Qwert - pogoda ni to jesienna ni to ..... nie wiadomo jaka..... dwa dni temu widziałam 3 osoby w krótkich spodenkach ..... choć tylko 6 stopni było. Ja odpukać po styczniowej chorobie, ale obyło się bez leków. Znaczy leczyłam się naprawdę tak jak napisałam szczerze w naszym kąciku kulinarnym. Ja tak bardzo nie lubię antybiotyków.....

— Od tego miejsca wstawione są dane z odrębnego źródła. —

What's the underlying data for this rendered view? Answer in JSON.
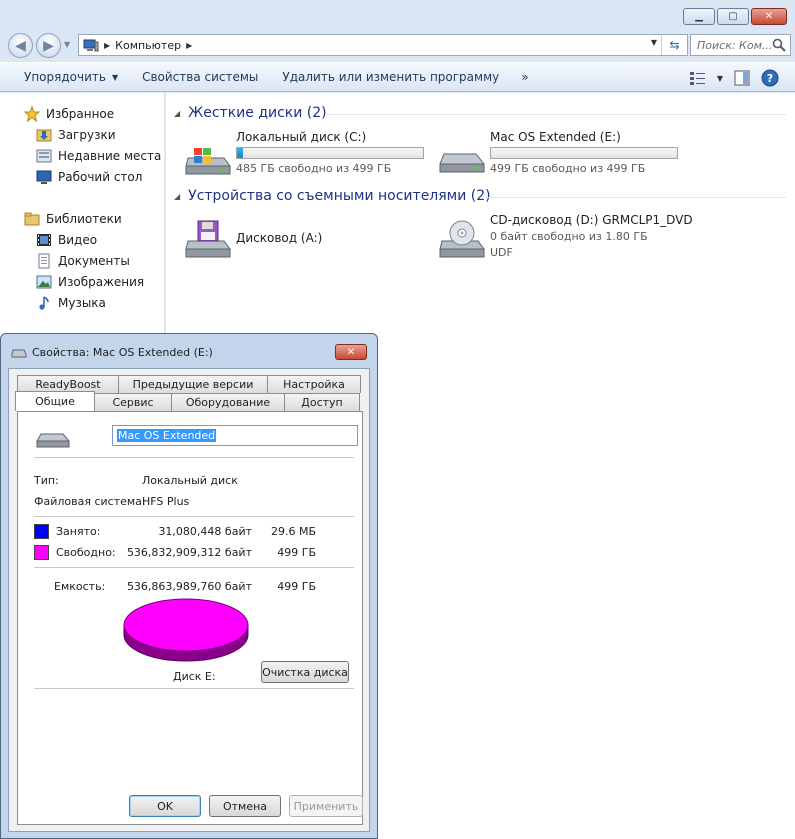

Moni – witaj. Jak się czujesz dziś?? Jak Twoje mroczki? Ciekawe dlaczego tak się czujesz skoro wyniki lepsze. A co z żelazem??? Masz badane żelazo??? Oby to tylko chwilowe osłabienie związane z brakiem słońca. Choć o przebieraniu się w nocy L niestety coś wiem…. Choć hematologicznie jest u mnie ok., to są dni że pływam w łóżku L i nikt nie wie o co chodzi. Może po prostu bardzo tęsknimy za słońcem??? J
Aniu oczywiste ze sie cieszymy ze nie musimy sie jeszcze leczyc i oby jak najdłużej tak pozostało 😁
Sabinko tak to juz wyglada powazniej przy takich wynikach.trzeba zaufac spacjaliscie i poddac sie jego propozycji leczenia
Ja chcialma sie pochwalic dziewczeta bo alpy naprawily mi wyniki 😉
Spadly mi wbc z 35.5 na 34.7 spadly lyph z 28 tys na 26tys i plytki lepsze i hgb poprostu cudnie 😋
Trzeba czesciej wyjeżdżać
Witam koleżanki!
Mój mąż rozpoczął chemioterapię przy 18 tyś limfocytów, licznych różnej wielkości węzłach, strasznych potach nocnych, spadkiem masy ciała oraz powiększoną śledzioną i wątrobą. Jak czytam to wszystkie książkowe objawy. Cieszcie się, że nie musicie się jeszcze leczyć.